The National Save The Sea Turtle Foundation Partners With USGS Scientists to Study Diamondback Terrapins in the Everglades
Michael Cherkiss, Wildlife Biologist,
U.S. Geological Survey
Mathew Denton, David Roche, and Michael Cherkiss from the U.S. Geological Survey joined Devon Nemire-Pepe, Brian Smith, and Thomas Selby from Cherokee Nation Technologies to complete a five-day research trip on board the National Save The Sea Turtle Foundation’s research vessel Hawksbill February 17 - 22, 2018 in the Big Sable Creek (BSC) complex of Everglades National Park (ENP). The objective was to capture mangrove Diamondback terrapins (Malaclemys terrapin) as a part of long term population ecology study led by USGS scientist Dr. Kristen Hart (Davie, FL office of the USGS Wetland and Aquatic Research Center). The team also evaluated impacts to the study site from Hurricane Irma.
The Diamondback Terrapin (Malaclemys terrapin) Photo: Holly Lynn Claude.
Captain Nick Reeves (left) with the USGS “terrapin team” aboard the National Save The Sea Turtle Foundation’s Research Vessel Hawksbill. Photo: Holly Lynn Claude.
Photo: Holly Lynn Claude.
Diamondback terrapins are long-lived estuarine turtles, with high site fidelity. As part of a long-term mark-recapture and resource use study we have been sampling terrapins in the BSC complex within ENP for the past 18 years. During a research trip we capture terrapins and their prey by hand in several creeks within the complex of mangrove-lined creeks on the remote west coast of ENP. We also collect blood and scute samples from each terrapin before releasing them at their capture location. By sampling multiple tissues with both short (blood) and long- (scutes) turnover times, we can investigate spatiotemporal changes in resource use. From a subset of captured terrapins on each trip, we collect fecal samples to identify the percent contribution of recently consumed dietary items which will be incorporated into our stable isotope models. During the same time period as our terrapin sampling we also collect resource items (vegetation and prey such as fiddler crabs (Uca sp.)). to establish isotopic baselines for the environment at that sampling time period. In the lab we then process all biological tissue samples and send them to be analyzed using a mass spectrometer to determine their Carbon and Nitrogen stable isotopic signatures.

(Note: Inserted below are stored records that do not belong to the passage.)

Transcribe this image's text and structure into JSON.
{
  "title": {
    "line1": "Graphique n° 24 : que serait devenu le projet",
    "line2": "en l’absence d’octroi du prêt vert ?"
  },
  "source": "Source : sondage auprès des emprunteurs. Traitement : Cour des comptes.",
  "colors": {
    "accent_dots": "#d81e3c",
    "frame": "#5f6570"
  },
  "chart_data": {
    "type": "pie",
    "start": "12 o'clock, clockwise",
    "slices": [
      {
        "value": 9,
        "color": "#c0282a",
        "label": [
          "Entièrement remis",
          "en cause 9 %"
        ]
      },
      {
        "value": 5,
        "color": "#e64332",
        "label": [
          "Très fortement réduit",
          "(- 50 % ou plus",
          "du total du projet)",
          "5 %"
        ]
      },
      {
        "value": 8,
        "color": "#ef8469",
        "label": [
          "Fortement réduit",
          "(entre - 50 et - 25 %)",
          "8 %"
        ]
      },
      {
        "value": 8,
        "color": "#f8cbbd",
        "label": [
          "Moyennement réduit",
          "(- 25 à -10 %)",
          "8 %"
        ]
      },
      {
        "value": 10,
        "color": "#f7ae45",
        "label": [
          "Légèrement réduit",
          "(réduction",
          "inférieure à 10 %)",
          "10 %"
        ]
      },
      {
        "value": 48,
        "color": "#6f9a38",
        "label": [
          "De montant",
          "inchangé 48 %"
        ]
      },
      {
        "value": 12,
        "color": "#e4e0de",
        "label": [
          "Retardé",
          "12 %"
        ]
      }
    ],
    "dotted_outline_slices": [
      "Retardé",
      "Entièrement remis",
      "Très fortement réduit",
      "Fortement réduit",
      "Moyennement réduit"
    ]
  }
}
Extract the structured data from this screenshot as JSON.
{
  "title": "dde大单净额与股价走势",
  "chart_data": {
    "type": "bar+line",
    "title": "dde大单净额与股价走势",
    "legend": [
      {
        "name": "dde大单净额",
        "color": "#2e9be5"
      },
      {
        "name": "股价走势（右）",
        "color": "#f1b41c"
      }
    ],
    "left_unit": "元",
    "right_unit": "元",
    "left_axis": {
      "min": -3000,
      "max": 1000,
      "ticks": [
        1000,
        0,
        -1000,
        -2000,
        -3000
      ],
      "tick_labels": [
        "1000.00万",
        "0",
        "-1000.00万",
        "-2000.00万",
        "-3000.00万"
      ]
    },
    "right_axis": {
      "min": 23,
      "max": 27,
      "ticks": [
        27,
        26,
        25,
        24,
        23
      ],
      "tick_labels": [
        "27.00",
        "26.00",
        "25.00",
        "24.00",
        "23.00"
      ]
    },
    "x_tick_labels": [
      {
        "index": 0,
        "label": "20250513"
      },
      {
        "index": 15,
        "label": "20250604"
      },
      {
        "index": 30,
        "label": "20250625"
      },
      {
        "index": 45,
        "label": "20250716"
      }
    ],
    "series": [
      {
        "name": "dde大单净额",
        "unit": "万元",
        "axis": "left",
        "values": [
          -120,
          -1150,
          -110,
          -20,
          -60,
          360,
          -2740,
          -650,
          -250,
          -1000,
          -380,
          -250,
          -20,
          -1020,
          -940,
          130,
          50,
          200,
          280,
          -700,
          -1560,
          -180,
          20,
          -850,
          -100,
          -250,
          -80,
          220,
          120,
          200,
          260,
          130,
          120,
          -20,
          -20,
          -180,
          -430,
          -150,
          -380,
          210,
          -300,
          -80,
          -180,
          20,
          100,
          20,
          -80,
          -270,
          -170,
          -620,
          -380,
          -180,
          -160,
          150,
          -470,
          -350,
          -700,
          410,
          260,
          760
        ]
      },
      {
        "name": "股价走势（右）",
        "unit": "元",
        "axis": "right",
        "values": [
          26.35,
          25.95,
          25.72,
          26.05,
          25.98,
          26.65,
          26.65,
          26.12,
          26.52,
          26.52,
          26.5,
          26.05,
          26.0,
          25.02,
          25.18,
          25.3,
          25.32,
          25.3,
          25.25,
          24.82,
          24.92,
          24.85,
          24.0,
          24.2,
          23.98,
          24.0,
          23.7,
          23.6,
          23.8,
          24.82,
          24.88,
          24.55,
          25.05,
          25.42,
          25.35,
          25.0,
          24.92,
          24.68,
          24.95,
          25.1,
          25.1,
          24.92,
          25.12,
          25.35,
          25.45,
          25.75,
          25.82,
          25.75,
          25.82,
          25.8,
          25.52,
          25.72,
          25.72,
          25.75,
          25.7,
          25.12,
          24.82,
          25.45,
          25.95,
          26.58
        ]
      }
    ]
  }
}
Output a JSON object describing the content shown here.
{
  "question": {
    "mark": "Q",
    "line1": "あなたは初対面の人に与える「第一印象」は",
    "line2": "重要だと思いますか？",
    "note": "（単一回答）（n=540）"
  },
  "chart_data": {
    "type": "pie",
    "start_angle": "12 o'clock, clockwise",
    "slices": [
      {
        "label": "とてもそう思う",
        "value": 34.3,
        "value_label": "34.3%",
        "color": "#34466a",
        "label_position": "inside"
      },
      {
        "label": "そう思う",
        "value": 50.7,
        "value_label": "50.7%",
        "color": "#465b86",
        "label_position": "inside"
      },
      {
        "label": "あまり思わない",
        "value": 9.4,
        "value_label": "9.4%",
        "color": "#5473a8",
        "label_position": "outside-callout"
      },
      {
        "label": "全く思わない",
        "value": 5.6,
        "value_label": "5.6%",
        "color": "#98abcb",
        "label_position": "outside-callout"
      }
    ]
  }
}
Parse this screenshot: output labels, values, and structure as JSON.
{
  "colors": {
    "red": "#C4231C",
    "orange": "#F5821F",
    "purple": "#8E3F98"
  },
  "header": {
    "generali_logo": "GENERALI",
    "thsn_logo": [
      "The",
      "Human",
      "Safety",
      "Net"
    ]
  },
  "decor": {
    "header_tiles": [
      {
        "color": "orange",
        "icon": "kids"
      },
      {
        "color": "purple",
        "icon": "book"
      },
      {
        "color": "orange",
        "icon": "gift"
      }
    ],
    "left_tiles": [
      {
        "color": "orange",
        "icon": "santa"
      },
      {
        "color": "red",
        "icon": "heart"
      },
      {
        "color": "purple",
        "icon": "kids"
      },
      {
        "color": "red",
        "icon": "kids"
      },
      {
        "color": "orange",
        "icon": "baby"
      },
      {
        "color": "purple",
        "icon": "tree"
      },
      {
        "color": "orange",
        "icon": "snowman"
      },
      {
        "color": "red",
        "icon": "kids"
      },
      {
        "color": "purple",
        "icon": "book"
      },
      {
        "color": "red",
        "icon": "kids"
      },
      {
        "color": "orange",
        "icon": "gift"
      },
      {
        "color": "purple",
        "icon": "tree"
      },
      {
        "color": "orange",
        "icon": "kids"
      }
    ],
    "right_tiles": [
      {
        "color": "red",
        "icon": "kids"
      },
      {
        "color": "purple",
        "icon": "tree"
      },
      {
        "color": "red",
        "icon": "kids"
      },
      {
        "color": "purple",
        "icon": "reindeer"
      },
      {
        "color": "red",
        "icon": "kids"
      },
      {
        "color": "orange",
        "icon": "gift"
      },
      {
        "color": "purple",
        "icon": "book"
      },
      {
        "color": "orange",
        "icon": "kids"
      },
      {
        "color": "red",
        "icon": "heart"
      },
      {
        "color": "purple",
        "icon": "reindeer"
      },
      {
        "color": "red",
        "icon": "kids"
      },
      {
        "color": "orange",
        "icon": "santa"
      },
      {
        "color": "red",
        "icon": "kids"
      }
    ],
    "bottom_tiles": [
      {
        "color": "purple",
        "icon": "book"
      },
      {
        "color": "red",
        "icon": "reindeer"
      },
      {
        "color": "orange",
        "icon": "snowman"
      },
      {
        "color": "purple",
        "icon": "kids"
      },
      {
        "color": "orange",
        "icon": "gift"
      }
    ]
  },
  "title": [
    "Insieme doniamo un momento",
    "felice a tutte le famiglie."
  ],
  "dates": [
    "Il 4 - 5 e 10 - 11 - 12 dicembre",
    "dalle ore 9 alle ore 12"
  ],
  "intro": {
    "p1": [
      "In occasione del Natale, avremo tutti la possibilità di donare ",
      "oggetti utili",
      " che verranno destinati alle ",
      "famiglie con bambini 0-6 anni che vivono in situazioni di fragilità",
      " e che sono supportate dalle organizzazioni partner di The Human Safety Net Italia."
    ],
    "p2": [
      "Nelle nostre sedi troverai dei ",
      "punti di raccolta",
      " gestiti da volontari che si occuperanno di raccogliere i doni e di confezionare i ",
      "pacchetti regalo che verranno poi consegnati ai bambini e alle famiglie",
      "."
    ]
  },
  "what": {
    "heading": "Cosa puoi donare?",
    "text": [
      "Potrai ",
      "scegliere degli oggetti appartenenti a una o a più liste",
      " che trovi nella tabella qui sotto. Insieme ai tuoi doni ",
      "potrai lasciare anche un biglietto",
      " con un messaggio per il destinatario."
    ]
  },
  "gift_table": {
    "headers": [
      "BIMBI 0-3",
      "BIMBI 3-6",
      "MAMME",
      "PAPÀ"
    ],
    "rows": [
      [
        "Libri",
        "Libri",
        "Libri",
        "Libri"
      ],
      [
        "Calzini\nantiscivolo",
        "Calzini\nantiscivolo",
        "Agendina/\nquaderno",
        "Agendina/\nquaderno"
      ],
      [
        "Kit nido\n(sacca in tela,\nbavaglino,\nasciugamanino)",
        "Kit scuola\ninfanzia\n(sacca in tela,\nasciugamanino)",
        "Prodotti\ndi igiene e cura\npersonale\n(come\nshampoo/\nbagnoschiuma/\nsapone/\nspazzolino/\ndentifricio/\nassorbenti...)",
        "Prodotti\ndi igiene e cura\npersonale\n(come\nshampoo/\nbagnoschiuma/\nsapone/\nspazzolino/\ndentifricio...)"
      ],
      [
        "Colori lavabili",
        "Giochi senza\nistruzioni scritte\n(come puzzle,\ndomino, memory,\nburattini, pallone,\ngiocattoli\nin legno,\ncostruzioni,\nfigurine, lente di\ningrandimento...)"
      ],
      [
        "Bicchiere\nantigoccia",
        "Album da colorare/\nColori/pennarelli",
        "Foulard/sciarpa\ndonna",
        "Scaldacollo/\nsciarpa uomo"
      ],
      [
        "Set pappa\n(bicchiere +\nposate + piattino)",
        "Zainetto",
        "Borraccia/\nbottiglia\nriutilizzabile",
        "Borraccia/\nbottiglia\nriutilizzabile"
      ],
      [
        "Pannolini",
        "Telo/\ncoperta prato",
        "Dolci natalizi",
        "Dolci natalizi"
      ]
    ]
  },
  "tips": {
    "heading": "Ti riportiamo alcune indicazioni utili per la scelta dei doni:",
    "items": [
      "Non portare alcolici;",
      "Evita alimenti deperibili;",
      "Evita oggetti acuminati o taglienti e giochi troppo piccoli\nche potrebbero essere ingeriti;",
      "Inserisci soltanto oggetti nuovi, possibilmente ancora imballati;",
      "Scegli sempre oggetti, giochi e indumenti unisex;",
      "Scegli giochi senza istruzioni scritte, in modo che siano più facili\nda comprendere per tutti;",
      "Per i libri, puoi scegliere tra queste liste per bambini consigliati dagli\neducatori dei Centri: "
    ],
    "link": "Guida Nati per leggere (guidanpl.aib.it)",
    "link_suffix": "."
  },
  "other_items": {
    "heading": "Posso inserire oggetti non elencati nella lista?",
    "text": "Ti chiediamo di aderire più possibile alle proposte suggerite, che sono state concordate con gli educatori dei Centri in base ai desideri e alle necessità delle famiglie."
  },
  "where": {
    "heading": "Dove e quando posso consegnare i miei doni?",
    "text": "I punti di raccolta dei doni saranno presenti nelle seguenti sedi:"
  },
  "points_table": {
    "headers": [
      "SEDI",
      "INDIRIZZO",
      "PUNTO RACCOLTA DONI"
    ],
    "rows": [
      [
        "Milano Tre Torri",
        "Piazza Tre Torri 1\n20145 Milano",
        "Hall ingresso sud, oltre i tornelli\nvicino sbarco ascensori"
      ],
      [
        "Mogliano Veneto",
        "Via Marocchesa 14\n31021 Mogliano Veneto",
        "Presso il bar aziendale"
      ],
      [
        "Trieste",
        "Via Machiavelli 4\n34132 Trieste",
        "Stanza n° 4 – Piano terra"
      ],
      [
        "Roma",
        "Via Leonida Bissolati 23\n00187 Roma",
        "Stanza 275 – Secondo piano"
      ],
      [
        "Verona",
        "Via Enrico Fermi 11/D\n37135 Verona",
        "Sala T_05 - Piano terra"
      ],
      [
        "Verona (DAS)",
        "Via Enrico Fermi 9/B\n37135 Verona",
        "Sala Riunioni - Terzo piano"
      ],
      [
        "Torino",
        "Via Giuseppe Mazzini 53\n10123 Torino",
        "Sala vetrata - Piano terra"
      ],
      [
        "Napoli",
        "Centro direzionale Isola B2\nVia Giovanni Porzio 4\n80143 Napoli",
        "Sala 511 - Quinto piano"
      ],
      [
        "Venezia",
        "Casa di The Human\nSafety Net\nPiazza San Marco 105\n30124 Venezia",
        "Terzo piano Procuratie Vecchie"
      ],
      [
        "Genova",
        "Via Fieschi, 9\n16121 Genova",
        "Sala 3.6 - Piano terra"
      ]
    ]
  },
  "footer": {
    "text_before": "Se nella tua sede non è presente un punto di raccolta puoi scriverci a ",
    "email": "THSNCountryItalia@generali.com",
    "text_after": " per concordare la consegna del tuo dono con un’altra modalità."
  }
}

In the fall of 2017, Hurricane Irma impacted coastal lagoons, marshes, and forested wetlands in south Florida that provide habitat for a variety of protected species. This widespread disturbance events had impacts on wildlife and wetland resources. Thus, this trip was a part of our investigation of factors contributing to the vulnerability of wetland fauna, including terrapins, after this severe storm. Analyses are underway to determine the effects of the storm on terrapin survival and population estimates, as well as shifts in resource use.